NEC is similar to small-cell lung cancer in its cell characteristics and clinical manifestations, and chemotherapy based on small-cell lung cancer is recommended in unresectable or metastatic NEC. In the NORDIC study for the NEC of gastrointestinal tract, pancreas, and UPO with unresectable or distant metastasis, the median survival of patients with best supportive care was only 1 month (12). In the patients with chemotherapy including platinum agents, the median survival was 11 months, the response rate was 31%, and the disease control rate was 64%. The combination therapy of etoposide with cisplatin (or carboplatin) and irinotecan with cisplatin showed clinical effects; however, no superiority has been seen between these regimens (12-22); (Table).

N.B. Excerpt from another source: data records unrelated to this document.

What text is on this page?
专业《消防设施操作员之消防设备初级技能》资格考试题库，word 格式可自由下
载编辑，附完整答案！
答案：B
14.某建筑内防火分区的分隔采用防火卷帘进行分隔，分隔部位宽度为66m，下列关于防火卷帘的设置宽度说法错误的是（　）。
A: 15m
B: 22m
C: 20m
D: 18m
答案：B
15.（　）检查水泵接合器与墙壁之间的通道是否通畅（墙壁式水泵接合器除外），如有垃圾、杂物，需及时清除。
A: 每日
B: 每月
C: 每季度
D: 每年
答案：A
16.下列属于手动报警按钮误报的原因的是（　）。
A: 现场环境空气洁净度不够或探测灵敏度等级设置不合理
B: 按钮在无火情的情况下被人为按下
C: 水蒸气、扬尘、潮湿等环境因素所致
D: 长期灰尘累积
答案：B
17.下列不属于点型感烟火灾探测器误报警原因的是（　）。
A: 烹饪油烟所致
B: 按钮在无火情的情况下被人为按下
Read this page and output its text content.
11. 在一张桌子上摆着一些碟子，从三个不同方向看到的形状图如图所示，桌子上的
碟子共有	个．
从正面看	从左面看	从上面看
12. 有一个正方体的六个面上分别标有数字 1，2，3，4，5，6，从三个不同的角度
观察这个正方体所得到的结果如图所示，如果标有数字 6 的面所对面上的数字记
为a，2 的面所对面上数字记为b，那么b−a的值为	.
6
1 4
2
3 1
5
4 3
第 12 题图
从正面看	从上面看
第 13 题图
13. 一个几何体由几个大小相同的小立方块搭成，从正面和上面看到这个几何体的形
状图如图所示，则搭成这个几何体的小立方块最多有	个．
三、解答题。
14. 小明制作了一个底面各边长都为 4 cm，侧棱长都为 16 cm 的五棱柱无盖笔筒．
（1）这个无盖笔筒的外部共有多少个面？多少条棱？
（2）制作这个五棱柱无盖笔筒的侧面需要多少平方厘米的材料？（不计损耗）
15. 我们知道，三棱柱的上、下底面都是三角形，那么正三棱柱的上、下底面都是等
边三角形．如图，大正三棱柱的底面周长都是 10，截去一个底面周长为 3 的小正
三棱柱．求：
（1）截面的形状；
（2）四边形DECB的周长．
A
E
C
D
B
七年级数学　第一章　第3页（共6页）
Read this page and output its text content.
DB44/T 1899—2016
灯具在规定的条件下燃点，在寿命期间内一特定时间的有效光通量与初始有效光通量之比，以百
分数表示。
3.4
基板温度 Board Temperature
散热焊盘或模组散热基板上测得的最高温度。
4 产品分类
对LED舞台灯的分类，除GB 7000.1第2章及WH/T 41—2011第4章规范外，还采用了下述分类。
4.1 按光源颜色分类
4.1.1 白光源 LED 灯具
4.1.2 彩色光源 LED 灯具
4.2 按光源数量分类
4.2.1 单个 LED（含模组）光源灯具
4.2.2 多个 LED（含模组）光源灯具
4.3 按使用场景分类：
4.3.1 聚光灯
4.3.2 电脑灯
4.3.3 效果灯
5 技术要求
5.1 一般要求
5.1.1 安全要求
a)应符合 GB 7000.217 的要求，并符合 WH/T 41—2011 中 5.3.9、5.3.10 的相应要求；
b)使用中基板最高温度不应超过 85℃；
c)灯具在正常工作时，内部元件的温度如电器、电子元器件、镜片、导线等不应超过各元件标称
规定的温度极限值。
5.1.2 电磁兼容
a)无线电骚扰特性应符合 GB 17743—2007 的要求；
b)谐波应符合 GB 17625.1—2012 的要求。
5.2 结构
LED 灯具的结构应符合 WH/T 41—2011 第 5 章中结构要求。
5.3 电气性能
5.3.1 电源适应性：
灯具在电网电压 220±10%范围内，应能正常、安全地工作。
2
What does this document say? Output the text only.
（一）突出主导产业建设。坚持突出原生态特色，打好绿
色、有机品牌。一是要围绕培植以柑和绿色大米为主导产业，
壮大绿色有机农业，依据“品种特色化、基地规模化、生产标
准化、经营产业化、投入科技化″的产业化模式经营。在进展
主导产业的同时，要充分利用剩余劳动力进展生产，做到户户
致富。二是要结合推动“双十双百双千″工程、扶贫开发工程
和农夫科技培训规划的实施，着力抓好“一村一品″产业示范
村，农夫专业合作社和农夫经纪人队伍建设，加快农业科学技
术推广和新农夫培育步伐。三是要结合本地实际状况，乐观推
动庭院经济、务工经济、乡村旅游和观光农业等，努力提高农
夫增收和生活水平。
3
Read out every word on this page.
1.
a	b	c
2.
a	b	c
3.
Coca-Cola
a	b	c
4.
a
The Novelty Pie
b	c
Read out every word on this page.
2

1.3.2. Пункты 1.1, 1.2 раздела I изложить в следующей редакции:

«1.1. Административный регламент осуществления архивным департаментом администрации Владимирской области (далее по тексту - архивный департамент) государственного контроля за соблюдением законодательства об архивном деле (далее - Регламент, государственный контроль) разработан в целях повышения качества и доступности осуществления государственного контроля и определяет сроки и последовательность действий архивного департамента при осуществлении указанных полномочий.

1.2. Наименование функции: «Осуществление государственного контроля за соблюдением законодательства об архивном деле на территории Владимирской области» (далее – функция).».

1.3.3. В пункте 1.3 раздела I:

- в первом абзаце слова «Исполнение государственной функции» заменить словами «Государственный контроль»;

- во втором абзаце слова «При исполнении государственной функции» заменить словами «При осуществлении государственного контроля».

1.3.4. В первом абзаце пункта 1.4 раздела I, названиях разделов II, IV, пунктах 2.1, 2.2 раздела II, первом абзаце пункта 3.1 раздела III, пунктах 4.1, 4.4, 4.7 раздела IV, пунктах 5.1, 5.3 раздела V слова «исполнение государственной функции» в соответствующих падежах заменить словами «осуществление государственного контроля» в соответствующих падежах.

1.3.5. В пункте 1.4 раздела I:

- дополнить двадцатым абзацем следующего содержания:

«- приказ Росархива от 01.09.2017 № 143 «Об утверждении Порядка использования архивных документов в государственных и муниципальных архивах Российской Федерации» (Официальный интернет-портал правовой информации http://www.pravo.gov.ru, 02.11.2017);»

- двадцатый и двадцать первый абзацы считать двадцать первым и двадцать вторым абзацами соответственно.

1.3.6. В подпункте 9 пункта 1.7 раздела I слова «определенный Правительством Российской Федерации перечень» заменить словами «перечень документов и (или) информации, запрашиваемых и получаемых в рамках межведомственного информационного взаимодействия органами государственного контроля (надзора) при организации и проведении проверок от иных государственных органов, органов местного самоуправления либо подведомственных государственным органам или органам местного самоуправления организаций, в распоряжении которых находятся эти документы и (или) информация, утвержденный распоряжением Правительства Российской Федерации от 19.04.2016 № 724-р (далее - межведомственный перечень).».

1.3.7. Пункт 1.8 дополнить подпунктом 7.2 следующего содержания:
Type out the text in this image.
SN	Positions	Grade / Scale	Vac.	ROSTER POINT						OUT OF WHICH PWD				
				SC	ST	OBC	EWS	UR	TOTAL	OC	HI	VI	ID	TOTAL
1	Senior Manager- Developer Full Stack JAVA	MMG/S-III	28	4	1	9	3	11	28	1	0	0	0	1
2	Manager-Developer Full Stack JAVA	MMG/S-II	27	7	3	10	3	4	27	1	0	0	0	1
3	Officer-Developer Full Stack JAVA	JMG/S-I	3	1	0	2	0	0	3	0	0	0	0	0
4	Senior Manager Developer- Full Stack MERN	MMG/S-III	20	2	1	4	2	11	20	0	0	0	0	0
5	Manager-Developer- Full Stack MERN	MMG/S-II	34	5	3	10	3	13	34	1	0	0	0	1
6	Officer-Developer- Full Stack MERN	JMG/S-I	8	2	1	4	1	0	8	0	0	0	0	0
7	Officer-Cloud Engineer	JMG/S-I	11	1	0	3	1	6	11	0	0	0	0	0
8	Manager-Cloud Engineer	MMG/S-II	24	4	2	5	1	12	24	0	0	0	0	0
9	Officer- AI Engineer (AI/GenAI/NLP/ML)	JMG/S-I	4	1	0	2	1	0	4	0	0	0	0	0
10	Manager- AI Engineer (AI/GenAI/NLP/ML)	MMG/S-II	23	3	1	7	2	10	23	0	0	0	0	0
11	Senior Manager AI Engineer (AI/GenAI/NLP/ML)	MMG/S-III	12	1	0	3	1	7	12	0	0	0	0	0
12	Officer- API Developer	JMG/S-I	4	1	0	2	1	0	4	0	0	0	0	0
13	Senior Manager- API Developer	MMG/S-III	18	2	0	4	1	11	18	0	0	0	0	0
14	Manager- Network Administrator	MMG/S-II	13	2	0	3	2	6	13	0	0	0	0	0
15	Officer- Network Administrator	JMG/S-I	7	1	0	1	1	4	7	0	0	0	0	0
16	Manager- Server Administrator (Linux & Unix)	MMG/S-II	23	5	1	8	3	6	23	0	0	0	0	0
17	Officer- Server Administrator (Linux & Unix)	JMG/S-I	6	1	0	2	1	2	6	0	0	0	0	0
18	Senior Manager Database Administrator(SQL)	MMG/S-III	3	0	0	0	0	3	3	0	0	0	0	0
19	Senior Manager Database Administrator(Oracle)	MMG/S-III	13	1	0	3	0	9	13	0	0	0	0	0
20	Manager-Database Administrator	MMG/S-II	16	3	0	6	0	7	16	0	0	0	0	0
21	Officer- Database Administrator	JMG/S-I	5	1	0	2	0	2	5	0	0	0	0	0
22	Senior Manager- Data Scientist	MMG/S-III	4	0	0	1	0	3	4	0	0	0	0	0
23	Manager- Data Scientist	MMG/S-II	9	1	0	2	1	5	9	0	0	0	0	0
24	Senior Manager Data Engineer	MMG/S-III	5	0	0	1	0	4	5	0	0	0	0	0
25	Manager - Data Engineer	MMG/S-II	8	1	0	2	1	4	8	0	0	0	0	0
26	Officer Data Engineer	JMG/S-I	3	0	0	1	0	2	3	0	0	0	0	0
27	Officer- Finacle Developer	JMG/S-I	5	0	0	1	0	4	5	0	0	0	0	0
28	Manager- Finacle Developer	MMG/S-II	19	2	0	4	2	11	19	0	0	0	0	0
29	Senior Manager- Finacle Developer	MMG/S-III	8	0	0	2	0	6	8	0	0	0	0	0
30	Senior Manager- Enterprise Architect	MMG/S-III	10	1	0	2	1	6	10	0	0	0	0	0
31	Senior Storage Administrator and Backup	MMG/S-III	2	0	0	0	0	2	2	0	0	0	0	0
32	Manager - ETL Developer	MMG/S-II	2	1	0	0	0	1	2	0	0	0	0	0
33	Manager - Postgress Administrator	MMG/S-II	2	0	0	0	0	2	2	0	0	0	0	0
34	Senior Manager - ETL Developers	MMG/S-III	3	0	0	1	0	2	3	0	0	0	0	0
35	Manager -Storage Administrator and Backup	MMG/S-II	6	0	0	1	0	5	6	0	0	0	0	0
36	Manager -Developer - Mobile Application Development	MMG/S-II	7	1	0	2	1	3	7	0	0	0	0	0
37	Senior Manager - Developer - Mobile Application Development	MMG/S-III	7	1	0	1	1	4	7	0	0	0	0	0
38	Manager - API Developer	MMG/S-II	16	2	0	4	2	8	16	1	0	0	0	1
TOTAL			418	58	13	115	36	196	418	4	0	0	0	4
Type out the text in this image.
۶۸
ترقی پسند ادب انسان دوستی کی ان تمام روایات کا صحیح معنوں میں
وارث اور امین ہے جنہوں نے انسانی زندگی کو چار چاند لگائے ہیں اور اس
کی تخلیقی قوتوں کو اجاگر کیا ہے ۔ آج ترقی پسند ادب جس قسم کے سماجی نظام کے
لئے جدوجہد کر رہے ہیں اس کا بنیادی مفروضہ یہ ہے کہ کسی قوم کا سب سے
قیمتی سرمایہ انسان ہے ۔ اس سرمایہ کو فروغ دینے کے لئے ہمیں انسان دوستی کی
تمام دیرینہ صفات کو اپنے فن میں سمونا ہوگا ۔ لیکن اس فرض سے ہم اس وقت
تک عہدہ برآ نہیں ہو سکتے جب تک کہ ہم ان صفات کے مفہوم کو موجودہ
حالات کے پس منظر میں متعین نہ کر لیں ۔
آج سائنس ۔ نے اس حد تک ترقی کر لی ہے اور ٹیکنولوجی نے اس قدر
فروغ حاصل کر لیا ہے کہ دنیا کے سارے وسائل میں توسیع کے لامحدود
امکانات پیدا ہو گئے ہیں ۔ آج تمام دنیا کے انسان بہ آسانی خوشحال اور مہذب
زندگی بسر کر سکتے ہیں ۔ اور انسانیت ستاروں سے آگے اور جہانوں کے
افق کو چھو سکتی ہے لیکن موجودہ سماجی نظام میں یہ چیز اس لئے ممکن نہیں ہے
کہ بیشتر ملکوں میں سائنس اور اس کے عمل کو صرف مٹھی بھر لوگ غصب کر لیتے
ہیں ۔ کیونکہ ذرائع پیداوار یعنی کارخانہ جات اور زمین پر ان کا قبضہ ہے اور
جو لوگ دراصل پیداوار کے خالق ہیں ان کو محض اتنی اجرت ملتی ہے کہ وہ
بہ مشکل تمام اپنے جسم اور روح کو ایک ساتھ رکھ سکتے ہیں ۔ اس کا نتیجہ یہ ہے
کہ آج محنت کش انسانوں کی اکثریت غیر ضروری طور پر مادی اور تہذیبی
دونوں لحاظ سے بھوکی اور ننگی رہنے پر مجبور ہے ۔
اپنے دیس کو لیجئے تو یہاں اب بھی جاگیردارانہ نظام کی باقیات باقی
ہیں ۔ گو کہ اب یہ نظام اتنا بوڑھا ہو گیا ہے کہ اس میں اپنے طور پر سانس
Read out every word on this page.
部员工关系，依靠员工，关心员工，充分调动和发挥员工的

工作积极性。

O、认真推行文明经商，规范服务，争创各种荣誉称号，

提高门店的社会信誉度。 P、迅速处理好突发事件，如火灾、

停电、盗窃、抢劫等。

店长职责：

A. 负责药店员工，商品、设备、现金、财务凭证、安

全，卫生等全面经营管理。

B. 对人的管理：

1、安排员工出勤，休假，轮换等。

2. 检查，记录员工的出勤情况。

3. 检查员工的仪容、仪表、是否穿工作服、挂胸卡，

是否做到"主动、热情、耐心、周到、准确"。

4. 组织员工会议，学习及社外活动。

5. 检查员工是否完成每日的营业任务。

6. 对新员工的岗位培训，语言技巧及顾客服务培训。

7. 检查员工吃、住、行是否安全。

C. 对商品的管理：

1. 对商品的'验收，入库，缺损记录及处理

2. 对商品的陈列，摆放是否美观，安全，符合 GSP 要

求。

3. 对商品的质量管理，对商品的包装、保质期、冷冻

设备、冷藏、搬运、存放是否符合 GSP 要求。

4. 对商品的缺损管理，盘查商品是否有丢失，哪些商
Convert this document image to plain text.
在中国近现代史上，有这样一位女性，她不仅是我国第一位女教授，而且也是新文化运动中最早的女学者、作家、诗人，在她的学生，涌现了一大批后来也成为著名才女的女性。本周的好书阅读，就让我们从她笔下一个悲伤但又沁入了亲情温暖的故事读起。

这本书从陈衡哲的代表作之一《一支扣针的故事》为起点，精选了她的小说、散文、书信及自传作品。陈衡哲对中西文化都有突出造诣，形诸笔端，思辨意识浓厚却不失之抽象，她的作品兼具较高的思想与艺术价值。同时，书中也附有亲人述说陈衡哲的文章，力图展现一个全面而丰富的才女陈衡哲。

In addition to systemic chemotherapy, surgery or radiation therapy as a local therapy has been reported to be useful in some patients (23), especially those with localized small-cell lung cancer. In fact, our patient was successfully treated with chemoradiotherapy.

Table.

Previous Reports of First-line Chemotherapy for Neuroendocrine Carcinoma.

Reference Number	Regimen	Primary	N	RR (%)	PFS (month)	OS (month)
13	cisplatin/etoposide	GI, Pancreas, Lung, Unknown primary	18	67	8	19
14	cisplatin/etoposide	GI, Pancreas, Lung, Head and Neck, Unknown primary	41	42	9	15
15	cisplatin/etoposide	Pancreas, Liver, Biliary tract	21	14	1.8	5.8
12	cisplatin or carboplatin/etoposide	GI, Pancreas, Unknown primary	252	31	4	11
16	cisplatin/etoposide	GI, Pancreas, Liver, Biliary tract	46	27	4	7.3
17	cisplatin/irinotecan	Esophagus	12	83	NA	14
18	cisplatin/irinotecan	Stomach	12	75	7	22.6
19	cisplatin/irinotecan	GI, Pancreas	15	7	NA	11.4
20	cisplatin/irinotecan	GI, Pancreas	20	58	4	NA
21	cisplatin/irinotecan	GI, Pancreas	16	57	5.5	10.6
22	cisplatin or carboplatin/irinotecan	Extrapulmonary	25	46	3.7	11.7
16	cisplatin/irinotecan	GI, Pancreas, Liver, Biliary tract	160	50	5.2	13

GI: gastrointestinal tract, RR: response rate, PFS: progression-free survival, OS: overall survival, NA: not available

In conclusion, we experienced a unique case of solitary mediastinal tumor that gradually grew for 8 years after surgical resection of esophageal squamous cell carcinoma. EUS-FNA was useful in this case, and led us to make a correct diagnosis and also select the appropriate treatment for NEC of UPO. It is important to make a histological diagnosis in such a difficult cases to differentiate whether such cases are recurrence or not.

The authors state that they have no Conflict of Interest (COI).